Margaret Sale, founding member of Save Bletchley Park campaign

Margaret Sale (1932-2020)

Born in 1932, Margaret trained as a school teacher in the post-war years and brought up a family with her husband, the late Tony Sale who later led the rebuilding of Colossus the wartime codebreaking machine.

Margaret’s interest in Bletchley Park and cryptography was awakened by talking to guests at a 1992 gathering of Bletchley Park veterans when redevelopment of the site seemed imminent. She then became a founding member of the “Saving Bletchley Park” campaign and joined the board of Bletchley Park Trust in 1994, serving for six years. In addition to leading some of the tours, she undertook fundraising, set up lecture series and conferences, and even organised weddings in the mansion. As a founding volunteer and from 2011, a trustee of the National Museum of Computing she was a lead player in saving Bletchley Park and establishing the museum. She was also president of the Museum’s supporters club for a time.

Volunteering her time and boundless energy free of charge she is generally recognised as the Park’s longest-serving volunteer and became affectionately known as Mrs Bletchley Park. Right up until a few months before her death she could be found most weekdays engaging visitors in the Colossus and Tunny galleries at the Museum.

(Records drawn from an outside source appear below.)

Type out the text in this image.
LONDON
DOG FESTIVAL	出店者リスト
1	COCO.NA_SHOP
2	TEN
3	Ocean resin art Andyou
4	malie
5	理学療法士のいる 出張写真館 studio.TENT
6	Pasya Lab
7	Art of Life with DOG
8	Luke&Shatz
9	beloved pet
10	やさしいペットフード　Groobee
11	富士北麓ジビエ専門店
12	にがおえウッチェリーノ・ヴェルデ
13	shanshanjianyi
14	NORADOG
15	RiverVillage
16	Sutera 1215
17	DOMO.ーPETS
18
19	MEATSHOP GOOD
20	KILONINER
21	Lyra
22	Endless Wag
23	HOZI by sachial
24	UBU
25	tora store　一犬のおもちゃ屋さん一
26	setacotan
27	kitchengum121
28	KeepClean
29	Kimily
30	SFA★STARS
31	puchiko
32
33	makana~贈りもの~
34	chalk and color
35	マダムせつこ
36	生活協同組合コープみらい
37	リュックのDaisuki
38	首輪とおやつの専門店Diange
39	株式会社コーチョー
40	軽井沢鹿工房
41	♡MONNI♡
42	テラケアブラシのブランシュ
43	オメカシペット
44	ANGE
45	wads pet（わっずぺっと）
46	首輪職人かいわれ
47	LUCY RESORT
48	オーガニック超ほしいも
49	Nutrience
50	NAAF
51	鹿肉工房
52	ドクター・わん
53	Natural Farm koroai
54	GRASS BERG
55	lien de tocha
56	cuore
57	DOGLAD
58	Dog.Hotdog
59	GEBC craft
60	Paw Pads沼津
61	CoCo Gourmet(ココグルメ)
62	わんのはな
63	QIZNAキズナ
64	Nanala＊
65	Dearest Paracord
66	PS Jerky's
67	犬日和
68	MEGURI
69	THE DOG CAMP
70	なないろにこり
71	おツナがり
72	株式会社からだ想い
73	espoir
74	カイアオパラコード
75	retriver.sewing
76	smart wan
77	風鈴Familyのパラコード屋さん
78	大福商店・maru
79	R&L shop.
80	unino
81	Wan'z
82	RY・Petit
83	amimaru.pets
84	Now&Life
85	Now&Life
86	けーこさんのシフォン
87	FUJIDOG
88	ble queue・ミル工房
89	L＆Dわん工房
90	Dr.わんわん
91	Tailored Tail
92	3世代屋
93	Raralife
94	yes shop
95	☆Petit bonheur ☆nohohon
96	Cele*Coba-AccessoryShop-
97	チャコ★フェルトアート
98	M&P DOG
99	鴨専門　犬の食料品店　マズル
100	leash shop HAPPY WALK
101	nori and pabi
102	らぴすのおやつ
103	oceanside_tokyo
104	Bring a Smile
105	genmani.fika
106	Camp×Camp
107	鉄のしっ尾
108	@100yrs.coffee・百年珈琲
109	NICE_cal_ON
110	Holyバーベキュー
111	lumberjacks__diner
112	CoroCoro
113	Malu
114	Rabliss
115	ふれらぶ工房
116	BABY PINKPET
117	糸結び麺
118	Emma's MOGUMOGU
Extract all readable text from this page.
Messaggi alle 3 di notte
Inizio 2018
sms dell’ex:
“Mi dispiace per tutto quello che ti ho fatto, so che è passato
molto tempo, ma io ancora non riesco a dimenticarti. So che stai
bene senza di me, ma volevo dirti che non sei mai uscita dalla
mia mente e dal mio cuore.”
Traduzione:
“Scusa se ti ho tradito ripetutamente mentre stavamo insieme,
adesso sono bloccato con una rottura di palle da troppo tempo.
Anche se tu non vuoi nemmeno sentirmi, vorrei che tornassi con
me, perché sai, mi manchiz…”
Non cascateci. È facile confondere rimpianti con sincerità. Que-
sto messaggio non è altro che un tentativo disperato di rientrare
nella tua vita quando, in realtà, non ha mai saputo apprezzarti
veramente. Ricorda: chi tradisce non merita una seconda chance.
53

In 2017, she received a Point of Light award from the prime minister in recognition of her outstanding contributions as a volunteer. In the same year, she was also recognised as one of the most inspirational women in Milton Keynes and in 2012 she received a Sunday Telegraph/Waitrose British Volunteer Award.

Sadly Margaret died during the pandemic so was not able to have the send- off she so richly deserved but her legacy lives on in the volunteers now serving Bletchley Park.